Updated: Nov 9, 2022
When I had the idea to use my floral art as designs on mugs, it was more than just a physical product I had in mind. Those who know me know that I have always loved a cup of tea - from an early age my granny made me a mug when she had 'elevenses' (mostly she'd been working in the garden) and as a small child I sat between mum and dad in their bed with a mug of tea of my own, while they read the morning papers...
Being a thoughtful soul I took to drinking my tea outdoors from an early age. I learnt early on that it was a good way to be with my thoughts and to be in nature, and growing up in a mill house with a mill pond I took to sitting up there are gazing out at the water whatever the weather - I particularly liked being there in rain, watching through the steam from my mug as raindrops fell on the still water while the mug of tea warmed my hands.
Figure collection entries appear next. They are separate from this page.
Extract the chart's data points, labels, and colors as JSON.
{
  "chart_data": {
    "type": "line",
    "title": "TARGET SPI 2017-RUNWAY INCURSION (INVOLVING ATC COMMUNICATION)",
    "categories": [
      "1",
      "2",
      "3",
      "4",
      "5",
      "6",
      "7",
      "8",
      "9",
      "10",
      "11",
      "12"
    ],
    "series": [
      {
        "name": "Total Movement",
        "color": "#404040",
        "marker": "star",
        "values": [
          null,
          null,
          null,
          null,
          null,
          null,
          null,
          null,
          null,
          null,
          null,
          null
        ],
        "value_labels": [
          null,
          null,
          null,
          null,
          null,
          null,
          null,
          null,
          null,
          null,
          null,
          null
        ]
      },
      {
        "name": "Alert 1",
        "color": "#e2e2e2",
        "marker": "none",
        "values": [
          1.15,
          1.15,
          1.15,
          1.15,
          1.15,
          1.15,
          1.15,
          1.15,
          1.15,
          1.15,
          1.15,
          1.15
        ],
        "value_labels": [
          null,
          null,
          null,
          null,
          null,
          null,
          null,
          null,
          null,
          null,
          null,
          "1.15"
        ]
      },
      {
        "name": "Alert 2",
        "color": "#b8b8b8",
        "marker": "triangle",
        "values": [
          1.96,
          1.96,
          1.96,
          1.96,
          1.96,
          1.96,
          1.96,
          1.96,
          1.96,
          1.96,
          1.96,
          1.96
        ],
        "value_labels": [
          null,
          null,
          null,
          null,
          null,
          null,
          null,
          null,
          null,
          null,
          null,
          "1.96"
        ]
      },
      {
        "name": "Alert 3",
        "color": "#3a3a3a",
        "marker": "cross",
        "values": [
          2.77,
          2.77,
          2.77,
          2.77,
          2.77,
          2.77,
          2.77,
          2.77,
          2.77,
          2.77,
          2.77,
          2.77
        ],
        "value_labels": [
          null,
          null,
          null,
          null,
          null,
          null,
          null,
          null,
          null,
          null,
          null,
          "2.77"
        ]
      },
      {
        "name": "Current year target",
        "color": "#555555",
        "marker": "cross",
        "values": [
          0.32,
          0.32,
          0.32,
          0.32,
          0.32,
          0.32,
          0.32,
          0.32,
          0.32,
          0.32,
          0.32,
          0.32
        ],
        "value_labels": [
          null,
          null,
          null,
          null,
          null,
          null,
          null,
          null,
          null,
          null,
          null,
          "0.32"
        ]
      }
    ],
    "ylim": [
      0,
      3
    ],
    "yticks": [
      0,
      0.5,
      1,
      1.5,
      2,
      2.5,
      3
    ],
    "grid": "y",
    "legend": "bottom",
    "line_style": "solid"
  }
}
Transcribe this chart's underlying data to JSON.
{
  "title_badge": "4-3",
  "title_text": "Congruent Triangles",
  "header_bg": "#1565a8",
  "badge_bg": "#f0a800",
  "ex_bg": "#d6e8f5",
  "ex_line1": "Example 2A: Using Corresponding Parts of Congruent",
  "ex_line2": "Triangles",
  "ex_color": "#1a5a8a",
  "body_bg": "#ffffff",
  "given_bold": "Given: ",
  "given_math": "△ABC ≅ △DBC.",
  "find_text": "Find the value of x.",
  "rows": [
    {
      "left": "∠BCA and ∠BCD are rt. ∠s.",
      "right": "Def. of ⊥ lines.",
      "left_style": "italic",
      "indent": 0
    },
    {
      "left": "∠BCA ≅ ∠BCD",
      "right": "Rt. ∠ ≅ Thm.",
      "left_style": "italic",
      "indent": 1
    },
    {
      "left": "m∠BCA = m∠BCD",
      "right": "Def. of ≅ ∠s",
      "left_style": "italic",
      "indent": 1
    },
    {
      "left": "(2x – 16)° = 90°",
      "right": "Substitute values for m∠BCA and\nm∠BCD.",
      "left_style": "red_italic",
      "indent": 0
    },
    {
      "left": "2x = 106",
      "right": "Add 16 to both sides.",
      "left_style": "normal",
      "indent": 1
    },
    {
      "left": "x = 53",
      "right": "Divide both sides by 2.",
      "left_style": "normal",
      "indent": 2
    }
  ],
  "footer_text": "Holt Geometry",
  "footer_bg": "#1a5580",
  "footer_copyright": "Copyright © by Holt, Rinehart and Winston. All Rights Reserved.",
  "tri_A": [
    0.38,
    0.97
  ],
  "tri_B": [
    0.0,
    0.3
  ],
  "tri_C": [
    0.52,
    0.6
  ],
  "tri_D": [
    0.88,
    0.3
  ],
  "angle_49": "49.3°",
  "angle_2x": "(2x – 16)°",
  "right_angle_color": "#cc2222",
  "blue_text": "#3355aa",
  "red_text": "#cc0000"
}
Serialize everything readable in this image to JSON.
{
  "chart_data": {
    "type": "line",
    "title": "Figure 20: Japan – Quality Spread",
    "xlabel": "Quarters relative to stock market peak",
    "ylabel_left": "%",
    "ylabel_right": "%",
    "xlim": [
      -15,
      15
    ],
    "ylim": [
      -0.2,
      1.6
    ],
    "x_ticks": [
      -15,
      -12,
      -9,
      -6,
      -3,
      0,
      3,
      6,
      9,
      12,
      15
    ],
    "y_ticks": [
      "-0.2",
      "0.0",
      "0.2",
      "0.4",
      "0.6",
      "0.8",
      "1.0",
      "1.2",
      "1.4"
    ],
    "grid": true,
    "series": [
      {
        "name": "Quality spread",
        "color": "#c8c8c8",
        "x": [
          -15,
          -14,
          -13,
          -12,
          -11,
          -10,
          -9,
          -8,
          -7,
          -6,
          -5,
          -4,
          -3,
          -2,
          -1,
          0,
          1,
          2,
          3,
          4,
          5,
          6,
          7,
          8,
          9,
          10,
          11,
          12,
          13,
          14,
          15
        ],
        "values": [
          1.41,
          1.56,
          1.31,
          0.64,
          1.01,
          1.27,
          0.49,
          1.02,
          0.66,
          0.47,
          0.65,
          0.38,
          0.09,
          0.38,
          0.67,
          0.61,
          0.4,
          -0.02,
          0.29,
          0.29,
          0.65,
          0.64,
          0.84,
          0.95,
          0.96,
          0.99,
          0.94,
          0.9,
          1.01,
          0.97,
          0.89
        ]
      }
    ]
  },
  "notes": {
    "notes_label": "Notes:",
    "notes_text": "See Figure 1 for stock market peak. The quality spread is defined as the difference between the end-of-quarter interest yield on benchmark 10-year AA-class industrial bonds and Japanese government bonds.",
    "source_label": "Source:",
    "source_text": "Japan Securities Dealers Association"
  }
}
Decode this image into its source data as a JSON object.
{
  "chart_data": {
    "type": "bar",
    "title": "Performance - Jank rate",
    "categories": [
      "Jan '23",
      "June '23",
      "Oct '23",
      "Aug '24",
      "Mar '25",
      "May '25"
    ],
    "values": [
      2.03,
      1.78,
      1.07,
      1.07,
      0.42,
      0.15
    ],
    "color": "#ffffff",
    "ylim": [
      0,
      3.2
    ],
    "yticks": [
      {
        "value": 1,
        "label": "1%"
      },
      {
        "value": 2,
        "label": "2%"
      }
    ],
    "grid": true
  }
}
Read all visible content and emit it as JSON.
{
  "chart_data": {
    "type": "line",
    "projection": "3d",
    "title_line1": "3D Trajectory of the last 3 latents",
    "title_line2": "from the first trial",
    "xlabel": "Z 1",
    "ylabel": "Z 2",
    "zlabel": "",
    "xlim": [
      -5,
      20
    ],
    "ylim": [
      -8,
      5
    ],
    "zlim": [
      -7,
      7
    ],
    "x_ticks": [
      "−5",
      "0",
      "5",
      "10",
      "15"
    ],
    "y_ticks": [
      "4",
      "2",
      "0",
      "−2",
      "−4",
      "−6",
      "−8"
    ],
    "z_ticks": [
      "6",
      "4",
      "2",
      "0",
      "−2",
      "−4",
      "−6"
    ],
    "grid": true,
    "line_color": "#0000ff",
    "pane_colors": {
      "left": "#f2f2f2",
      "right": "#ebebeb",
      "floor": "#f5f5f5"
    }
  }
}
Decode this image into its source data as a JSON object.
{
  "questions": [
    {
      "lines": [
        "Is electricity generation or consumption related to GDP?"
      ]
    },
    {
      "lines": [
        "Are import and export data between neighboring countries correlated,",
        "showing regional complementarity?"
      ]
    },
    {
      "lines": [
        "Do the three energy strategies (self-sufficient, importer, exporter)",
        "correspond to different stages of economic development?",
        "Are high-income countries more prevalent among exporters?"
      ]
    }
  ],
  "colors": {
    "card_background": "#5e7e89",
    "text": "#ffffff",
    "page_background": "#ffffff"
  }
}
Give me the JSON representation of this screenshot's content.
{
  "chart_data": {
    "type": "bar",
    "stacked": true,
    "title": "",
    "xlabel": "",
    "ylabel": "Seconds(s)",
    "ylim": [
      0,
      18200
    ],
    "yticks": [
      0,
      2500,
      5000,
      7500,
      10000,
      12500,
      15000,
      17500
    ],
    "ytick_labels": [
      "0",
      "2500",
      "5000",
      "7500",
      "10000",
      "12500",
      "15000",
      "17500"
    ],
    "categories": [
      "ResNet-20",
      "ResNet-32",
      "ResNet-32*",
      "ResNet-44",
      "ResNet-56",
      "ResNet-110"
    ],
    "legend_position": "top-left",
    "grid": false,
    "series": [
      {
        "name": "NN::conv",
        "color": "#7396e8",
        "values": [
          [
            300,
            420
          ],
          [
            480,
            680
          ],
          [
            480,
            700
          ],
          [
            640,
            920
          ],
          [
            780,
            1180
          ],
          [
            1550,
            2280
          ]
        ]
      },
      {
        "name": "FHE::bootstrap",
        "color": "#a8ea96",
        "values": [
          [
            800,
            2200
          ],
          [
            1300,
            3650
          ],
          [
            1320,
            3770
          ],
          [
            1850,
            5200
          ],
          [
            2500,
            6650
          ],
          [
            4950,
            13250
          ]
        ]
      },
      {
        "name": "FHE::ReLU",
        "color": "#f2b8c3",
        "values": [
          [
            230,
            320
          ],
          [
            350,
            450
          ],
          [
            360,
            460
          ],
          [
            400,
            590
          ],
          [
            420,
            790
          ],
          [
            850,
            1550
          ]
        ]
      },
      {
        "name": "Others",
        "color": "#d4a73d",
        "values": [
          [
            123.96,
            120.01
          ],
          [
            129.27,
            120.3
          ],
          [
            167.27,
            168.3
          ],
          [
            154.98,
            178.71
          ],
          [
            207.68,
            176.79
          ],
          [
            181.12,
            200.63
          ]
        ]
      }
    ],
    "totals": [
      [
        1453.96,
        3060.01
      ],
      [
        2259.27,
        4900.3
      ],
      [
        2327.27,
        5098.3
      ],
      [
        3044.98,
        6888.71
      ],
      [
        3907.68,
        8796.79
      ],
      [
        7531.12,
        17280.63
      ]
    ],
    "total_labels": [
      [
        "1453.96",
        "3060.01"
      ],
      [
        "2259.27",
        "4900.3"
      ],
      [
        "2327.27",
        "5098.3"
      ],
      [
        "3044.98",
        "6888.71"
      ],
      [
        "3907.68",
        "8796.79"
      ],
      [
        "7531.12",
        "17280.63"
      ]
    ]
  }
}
For me the best mug to drink my tea from in the garden transcends a simple vessel. It is a means to slow down and savour the moment, to connect with the outside space around us, to take some time to simply breathe, listen, think and become part of the garden for a short while. Without the mug of tea in my hand there is always something else that I could and should be doing, but with one of these mugs 'I am drinking my tea' - it is a process and it requires legitimate time spent on it.
I knew that the mugs I designed would have to be of the highest quality. My love of gardens and flowers is deep - I want to do them justice. My art prints honor each individual flower and capture the fleeting flowering beauty of them for all time. I want my mugs to encapsulate that same quality and value.
Not only do I love the way the art looks on a mug - a way to appreciate floral art and design in our day to day lives - but I feel they are also a part of history. The pottery where these mugs are made dates back to the 1800s and is a part of the enduring story of the quality and origins of fine bone china itself.
As a keen gardener, there is nothing quite like the moment when you've been working for hours in the garden and the time comes for a mug of tea - you can sit back for a while and feel the satisfaction of the work you've done, and mull over what's left to be done.
Taking time out for a cup of tea has all sorts of benefits - it can relieve stress, increase your focus and recharge your energy, but doing this outdoors allows you to feel the breeze, the warmth of the sun, hear the sound of birds, watch the clouds scud by and have a mindful moment we wouldn't otherwise have. In the meantime we sip our hot tea bit by bit, and cradle the mug in our hands - a source of warmth and comfort.
I love this garden habit - how about you?